Employing scantily clad women isn’t unusual at trade shows. The scenes at Expomin are not too different from those at its Peruvian equivalent, Perumin. But gradually, the practice is becoming less common. So-called booth babes were gone at the latest edition of a car show in Geneva in February, while there are no such scenes at PDAC in Toronto, the world’s largest mining show.

Expomin gives companies broad rules on how stands should be set up, including employing workers that know the product well, executive director Carlos Parada said. Following University of Chile recommendations, the organisation reminds exhibitors that women working in booths should reflect the employer’s values towards women. It doesn’t give a specific dress code.

"It’s difficult to set a limit on that and it’s difficult to control — we’d need to have a squadron of inspectors out there," Parada said by telephone.

At the expo entrance, women dressed in tight overalls hand out invitations to local strip clubs, where free drinks are available to those with an Expomin badge. They use the event’s logo — without permission, Parada says — along with pictures of semi-naked women wearing mining helmets and holding picks.
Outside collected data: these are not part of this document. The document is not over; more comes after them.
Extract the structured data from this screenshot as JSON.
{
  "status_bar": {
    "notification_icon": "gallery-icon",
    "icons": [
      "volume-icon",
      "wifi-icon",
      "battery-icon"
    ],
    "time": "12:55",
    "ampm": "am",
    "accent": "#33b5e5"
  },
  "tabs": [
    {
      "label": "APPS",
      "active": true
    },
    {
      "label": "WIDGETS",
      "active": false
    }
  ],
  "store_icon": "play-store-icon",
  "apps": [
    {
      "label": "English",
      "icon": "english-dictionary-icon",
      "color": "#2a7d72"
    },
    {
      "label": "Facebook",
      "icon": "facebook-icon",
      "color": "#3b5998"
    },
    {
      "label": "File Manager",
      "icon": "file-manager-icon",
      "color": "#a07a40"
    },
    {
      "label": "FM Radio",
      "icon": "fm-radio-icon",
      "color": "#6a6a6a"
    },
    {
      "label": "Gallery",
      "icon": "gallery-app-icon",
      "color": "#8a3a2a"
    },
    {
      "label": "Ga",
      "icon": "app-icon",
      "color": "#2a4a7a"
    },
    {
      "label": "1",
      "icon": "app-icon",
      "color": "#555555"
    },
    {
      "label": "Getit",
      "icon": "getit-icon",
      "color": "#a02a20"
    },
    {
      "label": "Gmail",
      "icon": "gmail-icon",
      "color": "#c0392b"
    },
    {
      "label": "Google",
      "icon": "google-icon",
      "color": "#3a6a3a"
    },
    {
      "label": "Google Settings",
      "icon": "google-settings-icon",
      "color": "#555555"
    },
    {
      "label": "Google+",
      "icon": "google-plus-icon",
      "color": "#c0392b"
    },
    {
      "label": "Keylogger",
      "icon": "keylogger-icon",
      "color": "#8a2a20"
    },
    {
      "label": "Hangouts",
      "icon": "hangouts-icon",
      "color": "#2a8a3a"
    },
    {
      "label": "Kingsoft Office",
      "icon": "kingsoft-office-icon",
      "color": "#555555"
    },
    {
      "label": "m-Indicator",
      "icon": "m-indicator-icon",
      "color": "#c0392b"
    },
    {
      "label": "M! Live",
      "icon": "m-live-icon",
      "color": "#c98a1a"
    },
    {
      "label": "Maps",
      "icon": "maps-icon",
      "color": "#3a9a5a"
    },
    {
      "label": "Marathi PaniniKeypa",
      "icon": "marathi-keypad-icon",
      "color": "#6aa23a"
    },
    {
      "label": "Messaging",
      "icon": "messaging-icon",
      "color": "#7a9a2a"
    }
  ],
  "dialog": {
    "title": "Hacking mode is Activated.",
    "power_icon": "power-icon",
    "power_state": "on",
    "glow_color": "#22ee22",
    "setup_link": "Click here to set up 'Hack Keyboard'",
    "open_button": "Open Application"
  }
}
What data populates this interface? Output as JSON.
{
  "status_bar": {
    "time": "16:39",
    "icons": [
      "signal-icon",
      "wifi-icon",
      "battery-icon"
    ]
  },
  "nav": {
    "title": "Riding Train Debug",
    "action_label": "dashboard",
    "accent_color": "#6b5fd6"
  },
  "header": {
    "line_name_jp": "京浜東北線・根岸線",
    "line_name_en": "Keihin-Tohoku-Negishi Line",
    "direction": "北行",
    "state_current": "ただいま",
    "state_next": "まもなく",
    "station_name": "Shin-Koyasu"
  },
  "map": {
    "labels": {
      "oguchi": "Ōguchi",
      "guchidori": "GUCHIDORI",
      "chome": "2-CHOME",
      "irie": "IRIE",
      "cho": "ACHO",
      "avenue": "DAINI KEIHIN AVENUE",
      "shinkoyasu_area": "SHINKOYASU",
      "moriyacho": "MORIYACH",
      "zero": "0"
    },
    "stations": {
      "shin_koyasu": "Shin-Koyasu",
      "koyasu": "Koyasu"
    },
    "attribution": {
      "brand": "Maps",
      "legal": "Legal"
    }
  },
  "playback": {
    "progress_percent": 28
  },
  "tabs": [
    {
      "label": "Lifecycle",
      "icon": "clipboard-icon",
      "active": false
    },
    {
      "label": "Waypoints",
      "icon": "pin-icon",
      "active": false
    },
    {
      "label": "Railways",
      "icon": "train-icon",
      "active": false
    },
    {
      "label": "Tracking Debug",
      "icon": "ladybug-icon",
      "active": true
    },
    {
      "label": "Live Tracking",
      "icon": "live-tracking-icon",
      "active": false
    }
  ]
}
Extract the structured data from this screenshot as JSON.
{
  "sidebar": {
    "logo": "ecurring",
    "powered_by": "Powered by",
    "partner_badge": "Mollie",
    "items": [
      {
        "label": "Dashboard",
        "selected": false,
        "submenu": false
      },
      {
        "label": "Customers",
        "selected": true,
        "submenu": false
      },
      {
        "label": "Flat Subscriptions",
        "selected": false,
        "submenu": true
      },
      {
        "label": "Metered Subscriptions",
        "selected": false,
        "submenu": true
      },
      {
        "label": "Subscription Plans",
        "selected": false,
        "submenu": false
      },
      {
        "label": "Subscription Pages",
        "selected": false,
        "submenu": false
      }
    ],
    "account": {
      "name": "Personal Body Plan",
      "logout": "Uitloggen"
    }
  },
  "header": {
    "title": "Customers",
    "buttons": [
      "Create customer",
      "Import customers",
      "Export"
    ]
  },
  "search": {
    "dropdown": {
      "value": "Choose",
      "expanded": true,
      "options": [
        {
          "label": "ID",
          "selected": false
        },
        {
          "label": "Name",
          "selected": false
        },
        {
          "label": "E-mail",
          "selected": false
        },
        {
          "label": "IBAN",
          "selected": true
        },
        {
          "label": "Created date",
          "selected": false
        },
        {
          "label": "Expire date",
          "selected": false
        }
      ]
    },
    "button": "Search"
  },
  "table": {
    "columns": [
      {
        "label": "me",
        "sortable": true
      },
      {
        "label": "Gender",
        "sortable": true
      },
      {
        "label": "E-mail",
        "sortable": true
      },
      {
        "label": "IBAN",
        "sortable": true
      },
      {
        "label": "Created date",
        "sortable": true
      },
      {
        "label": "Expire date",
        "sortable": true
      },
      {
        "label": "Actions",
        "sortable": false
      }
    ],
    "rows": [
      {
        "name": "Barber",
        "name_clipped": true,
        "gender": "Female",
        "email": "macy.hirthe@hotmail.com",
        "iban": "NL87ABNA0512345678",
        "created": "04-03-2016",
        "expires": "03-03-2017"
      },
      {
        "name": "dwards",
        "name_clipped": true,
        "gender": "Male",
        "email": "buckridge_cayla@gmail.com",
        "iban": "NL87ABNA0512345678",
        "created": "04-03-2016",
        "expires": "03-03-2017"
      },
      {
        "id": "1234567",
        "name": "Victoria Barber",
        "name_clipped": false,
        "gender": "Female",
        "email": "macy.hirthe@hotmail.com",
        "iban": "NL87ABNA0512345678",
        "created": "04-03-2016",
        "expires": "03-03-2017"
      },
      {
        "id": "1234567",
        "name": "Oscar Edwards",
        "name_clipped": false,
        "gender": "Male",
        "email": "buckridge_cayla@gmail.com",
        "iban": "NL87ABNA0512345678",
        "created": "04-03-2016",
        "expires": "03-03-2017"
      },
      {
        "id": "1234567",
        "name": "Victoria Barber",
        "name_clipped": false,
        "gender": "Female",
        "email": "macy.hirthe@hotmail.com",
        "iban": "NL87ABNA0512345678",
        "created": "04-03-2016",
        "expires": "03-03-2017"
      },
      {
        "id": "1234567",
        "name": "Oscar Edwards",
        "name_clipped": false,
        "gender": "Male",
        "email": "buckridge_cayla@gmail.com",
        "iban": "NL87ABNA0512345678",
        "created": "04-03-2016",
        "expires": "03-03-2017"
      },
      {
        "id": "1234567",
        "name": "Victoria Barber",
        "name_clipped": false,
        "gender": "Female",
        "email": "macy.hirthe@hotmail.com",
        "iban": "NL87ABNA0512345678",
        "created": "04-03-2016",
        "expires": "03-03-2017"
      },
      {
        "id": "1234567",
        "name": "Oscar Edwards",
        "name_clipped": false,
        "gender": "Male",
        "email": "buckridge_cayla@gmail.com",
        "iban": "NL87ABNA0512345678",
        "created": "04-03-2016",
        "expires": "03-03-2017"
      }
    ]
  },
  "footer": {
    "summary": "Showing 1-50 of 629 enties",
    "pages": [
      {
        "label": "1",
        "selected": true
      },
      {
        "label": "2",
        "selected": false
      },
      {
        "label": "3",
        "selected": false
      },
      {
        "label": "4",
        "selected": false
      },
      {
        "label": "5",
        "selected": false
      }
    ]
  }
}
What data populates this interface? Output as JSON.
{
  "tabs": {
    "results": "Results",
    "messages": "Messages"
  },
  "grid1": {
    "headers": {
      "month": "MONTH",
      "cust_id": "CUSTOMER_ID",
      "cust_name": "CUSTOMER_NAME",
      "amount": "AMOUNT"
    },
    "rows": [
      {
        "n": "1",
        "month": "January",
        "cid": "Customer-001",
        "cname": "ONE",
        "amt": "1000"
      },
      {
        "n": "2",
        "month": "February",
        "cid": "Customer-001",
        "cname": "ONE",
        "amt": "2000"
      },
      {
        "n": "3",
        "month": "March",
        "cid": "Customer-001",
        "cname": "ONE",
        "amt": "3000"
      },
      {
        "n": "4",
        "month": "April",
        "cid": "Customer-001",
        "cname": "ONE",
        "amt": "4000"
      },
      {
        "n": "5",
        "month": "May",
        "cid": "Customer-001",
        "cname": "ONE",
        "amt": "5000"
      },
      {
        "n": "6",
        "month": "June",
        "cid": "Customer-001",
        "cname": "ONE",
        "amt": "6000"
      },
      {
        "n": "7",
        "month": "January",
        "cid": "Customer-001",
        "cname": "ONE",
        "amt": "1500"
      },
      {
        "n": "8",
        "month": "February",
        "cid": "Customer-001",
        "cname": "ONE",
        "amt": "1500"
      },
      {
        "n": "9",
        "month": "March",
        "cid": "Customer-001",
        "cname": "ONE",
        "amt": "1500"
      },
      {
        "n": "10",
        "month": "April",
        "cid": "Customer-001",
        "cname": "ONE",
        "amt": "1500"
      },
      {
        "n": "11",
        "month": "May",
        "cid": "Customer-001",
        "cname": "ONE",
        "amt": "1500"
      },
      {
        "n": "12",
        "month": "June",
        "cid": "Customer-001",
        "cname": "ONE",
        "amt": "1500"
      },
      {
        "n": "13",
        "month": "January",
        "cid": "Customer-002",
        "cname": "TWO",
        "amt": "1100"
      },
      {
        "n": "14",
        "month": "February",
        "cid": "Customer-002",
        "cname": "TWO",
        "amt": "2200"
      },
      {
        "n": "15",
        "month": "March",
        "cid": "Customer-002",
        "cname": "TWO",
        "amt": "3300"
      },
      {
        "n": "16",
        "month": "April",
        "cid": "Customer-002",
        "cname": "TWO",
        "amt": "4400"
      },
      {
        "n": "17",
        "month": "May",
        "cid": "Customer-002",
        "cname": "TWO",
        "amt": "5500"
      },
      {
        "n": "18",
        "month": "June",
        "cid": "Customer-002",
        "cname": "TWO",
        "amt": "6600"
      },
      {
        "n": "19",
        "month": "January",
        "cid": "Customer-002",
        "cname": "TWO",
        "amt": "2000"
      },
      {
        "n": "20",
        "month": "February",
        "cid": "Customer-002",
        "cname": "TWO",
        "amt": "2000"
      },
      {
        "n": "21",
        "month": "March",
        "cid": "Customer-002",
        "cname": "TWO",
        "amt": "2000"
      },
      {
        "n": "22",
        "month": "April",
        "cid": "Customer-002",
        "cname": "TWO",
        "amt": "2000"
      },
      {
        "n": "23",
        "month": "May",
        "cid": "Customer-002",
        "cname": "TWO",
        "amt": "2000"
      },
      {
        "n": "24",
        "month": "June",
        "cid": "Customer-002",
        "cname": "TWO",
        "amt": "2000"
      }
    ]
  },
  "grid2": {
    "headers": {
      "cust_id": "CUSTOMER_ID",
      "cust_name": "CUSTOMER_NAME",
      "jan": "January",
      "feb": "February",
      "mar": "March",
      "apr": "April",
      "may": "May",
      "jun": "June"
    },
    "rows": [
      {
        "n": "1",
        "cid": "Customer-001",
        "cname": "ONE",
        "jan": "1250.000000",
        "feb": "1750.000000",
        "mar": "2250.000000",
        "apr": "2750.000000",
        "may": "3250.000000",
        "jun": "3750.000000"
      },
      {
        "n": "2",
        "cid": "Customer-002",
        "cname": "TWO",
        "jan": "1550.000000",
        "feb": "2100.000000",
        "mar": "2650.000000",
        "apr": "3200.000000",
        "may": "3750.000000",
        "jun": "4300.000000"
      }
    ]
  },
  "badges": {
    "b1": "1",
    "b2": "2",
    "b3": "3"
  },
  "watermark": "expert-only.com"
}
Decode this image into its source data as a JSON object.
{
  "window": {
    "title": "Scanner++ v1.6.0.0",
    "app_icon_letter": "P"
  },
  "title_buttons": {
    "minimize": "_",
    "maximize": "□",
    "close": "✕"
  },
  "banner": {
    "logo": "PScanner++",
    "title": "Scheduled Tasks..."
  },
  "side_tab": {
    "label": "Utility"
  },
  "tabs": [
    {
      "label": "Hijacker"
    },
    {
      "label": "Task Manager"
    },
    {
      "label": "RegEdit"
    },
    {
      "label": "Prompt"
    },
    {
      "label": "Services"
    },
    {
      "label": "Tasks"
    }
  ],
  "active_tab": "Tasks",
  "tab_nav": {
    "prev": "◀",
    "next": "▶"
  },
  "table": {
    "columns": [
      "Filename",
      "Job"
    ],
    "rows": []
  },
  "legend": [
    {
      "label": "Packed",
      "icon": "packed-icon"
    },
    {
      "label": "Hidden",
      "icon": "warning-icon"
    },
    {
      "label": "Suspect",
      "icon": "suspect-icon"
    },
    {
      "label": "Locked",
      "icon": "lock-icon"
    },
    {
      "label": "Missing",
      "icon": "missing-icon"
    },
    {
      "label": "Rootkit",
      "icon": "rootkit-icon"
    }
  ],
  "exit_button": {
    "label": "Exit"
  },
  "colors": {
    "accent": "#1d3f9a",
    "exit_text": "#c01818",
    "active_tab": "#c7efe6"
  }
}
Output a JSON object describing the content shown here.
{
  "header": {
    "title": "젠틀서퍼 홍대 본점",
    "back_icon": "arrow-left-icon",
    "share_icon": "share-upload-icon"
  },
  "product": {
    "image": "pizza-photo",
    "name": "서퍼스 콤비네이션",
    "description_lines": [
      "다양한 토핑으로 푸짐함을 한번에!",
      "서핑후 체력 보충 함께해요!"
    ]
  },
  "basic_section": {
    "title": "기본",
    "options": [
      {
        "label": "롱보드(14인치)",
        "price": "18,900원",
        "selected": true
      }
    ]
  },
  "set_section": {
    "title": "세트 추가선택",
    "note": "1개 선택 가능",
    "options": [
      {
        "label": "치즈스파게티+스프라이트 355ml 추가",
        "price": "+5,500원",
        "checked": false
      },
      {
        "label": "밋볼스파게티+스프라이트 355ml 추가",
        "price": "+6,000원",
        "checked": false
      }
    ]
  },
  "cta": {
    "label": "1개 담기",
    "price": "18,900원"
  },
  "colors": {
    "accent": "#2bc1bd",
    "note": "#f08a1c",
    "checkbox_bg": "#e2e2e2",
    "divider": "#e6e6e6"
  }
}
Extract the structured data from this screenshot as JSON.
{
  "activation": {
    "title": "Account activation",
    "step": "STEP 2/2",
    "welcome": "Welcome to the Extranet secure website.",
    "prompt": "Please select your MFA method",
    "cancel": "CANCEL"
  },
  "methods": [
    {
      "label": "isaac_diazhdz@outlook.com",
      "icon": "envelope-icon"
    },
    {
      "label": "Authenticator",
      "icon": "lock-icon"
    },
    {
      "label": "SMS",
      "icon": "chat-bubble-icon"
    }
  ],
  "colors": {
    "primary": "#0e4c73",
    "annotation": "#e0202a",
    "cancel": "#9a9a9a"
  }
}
A 2015 survey of 500 mining companies by PWC found that 7.9% of corporate directors were female. While that proportion edged higher over the previous three years, at that rate of gain it would take until 2039 for the 100 largest publicly listed mining companies to reach 30% representation of women on their boards.

As of late 2017, women made up 7.9% of mining employees in Chile, lower than 13.2% in Australia and 19.6% in Canada, according to Chile’s mining council.

As copper prices recover, organisers said the biennial event features more exhibitors than last time. For now, those departing the venue received adverts like this one from the women outside: "The best gentlemen’s club in Santiago is at Expomin 2018. We send our limousine to your hotel or restaurant."